The results of our experiments suggest that human performance on a marking task is not consistent across the full range of HFOs, and is only marginally reproducible. Based on the experts' previous EEG reading experiences prior to this study (e.g., spike detection, seizure onset localization, and other event identification), we anticipated some degree of poor performance; however, the results were worse than expected. Humans miss many events (false negative) when asked to visually identify HFOs in EEG. However, when an expert does identify an HFO, other experts are also likely to agree with that marking upon review. This highlights the finding that human experts are very consistent (and accurate) when presented with short clips (1-2 s) of candidate EEG to confirm HFOs. We attribute this asymmetry of performance between identification and review to the different vigilance requirements of each task.
One major implication of the poor human performance is that the determination of a ground truth data set (e.g., “the gold standard”) is difficult. In the limit, it is likely that unanimous agreement among EEG readers would result in an empty ground truth data set. In our case, a unanimous consensus data set accounted for only 21% of all events identified, while review consensus was 67%. Human ground truth data is still not precise, which makes the validation of any detection algorithm difficult. We believe one possible improvement to ground truth determination is to implement subjective event scoring during the identification task (e.g., HFOs are rated on a scale of 1 – 10). By scoring each event, the expert is qualitatively stating the degree of HFO-ness observed, and providing an indication of their internal threshold for marking events. We hypothesize that changes in this internal threshold which occur throughout a marking session—in addition to vigilance changes—are a major contributor to false negative errors and confounder of reproducibility. We note, however, that such a scoring system requires much more effort and time on the part of the marker, and may not provide a clear indication of how to form a ground truth set.
In addition to improving algorithm precision and speed, experiments are underway within our group to use this and similar automated approaches to track important physiological oscillations in normal and pathological recordings of neuronal activity. While the automated detector, X, performed well in our study, a method for calibrating the threshold on a per-patient basis is required prior to analyzing large patient databases. An acceptable calibration technique may be semi-supervised, where human experts review sampled candidate events identified by the automated detector to determine the “best” threshold.
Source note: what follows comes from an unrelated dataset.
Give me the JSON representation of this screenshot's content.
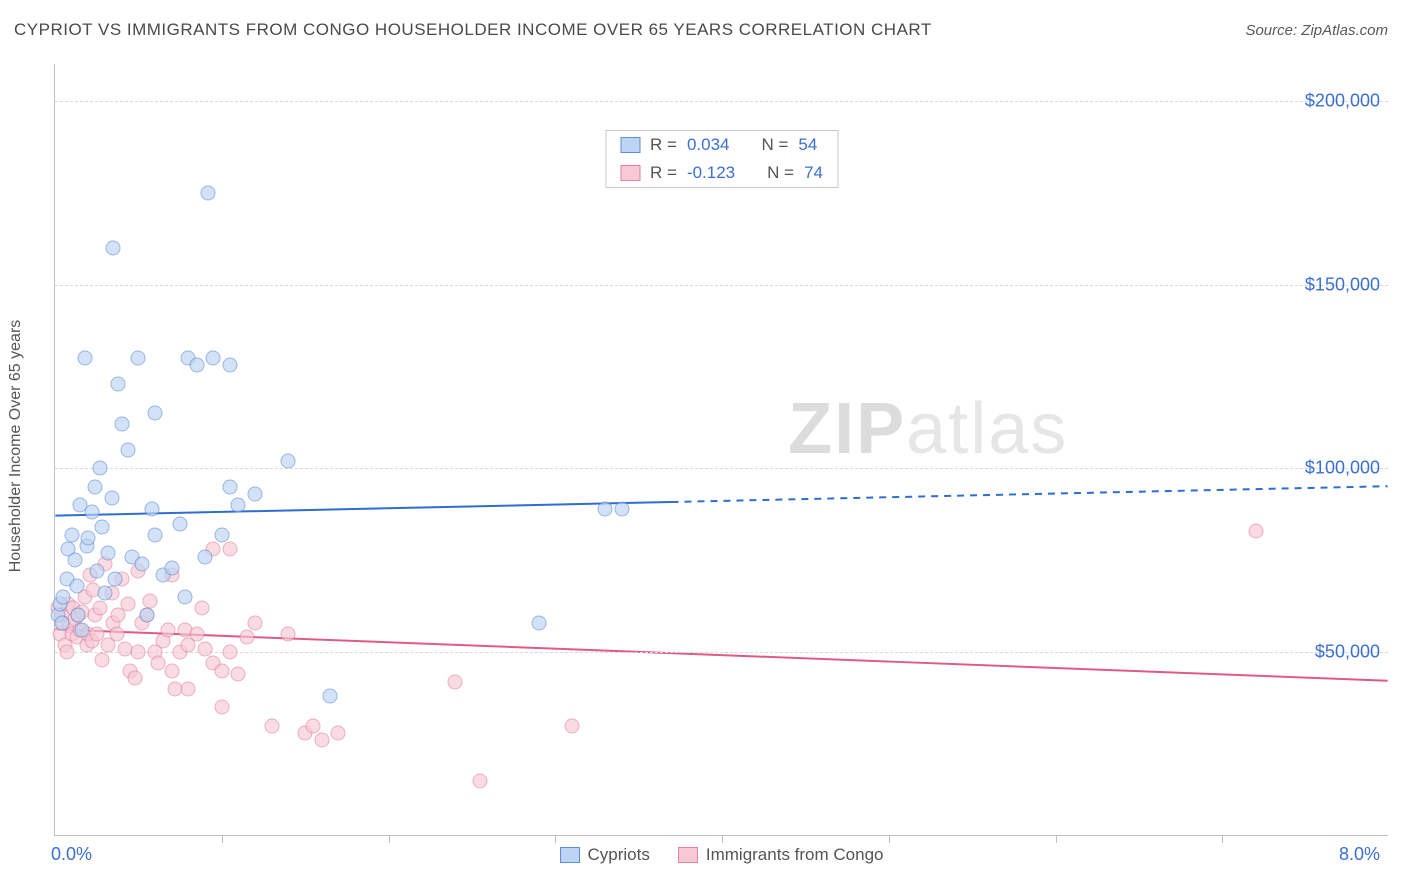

The method presented in the paper should also be benchmarked more exhaustively against a larger patient database to study its performance against a greater range of background EEG. In particular it would be interesting to characterize the sensitivity of this detector to spikes and other non-HFO, epileptiform activity since basic bandpass energy-based detection strategies operate as weak spike detectors. Finally, mapping events detected from multichannel, multi-patient databases will allow characterization of the spatiotemporal distribution of gamma-band HFOs, and their spectral characteristics in patients with epilepsy. Improved automated HFO detection tools will facilitate the exploration of associations between HFO location, ictal onset zone, and pathological tissue.